Saturday, April 21, 2007

Stuff Seen - Clip/Stamp/Fold 2



This exhibit and this exhibit have about as much in common as Zeke's Gallery and the Canadian Centre for Architecture. Earlier this year, I read this review of the show, or the version of the show that had exhibited in new York. In it Nicolai Ouroussoff wrote "Part of the magic of this show... is in the works' crude immediacy. One side of the gallery is wallpapered in hundreds of colorful magazine covers." In the version in Montreal, they decided that they should make wallpaper instead. Which leaves "the opposite wall a more detailed timeline maps out the evolution of the culture of architectural magazines." Or more succinctly this.

Which as you can imagine is perused in a way more comfortable manner, on a computer screen (or in a book) than it is in a small, brightly lit white cube of a room with three or four tinny speakers screeching stuff that I assume is significant and important, but in fact is rendered worthless because it is impossible to hear anything over the din created by the other speakers.

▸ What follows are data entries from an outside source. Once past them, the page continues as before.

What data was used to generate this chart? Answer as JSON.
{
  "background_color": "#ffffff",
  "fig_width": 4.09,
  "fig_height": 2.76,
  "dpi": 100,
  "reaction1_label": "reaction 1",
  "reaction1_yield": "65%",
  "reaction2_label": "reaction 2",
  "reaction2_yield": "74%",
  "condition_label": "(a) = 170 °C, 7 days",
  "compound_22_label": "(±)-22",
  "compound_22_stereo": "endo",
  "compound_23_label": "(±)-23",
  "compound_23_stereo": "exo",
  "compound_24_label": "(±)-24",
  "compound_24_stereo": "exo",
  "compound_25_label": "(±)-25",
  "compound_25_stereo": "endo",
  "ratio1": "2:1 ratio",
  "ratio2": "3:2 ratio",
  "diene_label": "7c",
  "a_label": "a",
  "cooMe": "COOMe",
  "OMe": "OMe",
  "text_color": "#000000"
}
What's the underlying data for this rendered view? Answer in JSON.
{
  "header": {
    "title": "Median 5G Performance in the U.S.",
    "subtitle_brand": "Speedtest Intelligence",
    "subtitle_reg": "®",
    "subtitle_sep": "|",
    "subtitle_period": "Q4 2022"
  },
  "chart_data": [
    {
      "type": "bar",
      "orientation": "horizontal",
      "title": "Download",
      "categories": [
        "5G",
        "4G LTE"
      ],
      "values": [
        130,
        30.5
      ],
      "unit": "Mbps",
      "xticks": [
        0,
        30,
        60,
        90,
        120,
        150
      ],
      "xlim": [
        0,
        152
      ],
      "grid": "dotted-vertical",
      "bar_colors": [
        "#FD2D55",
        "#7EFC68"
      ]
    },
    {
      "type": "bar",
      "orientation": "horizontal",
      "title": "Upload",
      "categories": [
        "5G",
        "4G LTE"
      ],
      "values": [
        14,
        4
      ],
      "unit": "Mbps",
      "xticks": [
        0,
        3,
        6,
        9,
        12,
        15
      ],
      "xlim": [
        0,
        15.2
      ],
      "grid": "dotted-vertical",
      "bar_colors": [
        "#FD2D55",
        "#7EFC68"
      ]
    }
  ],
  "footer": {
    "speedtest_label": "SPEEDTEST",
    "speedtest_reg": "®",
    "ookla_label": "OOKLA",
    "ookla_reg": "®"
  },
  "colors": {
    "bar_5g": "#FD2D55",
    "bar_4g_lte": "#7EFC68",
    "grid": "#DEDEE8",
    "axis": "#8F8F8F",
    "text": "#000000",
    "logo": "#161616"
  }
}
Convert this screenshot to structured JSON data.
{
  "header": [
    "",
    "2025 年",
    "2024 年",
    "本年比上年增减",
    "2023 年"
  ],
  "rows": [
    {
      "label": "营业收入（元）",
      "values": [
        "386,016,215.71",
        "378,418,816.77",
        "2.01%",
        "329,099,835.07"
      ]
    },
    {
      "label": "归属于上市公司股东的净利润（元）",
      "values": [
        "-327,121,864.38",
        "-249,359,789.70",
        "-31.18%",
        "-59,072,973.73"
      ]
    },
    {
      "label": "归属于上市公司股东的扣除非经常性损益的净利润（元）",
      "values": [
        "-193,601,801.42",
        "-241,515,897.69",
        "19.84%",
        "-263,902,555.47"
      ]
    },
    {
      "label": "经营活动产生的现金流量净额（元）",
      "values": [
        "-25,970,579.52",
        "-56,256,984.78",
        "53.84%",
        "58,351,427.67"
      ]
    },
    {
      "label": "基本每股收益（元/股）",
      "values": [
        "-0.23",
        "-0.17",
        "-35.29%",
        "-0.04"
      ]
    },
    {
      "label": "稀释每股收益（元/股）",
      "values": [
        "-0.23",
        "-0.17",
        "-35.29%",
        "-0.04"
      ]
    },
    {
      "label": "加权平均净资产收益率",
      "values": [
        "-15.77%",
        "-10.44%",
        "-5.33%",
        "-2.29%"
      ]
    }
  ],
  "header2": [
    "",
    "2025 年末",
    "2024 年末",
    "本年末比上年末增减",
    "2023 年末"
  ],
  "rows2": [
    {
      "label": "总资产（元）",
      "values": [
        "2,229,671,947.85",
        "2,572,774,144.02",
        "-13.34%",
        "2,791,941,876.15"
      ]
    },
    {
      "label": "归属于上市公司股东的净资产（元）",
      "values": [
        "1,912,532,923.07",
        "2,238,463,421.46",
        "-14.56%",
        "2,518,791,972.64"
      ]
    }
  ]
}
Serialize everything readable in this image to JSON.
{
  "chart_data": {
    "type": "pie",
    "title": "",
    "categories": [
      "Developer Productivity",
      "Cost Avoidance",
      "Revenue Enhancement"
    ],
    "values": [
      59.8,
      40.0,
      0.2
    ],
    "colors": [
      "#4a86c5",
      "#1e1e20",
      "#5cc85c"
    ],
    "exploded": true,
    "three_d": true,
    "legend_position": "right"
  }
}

The thing that passes for a pamphlet (I wasn't able to find a catalogue if a catalogue had been made) had been dumped in a pile on the floor in the hallway before you, almost as if they had been left for the night cleaners to pick up once the place closed.

As Mr. Ouroussoff wrote in his review "all of this would be less interesting today if the magazines weren't simply so alluring: you immediately want to pick them up and leaf through them, reveling in their graphics and textures." So how did the CCA ruin the show, they removed the very thing that made it so darn alluring. And it ain't like they don't have them - in their library/archives/whatever they have where they ask you to wear white gloves they have every darn copy of every darn magazine mentioned in the show.

For Clip/Stamp/Fold 3 what they should do is put up a Plexiglas wall in front of the entrance to the CCA's library it would serve exactly the same purpose; inform the public that they have cool things, but let the public know at the same time that there is no way they will be able to access them in any meaningful way.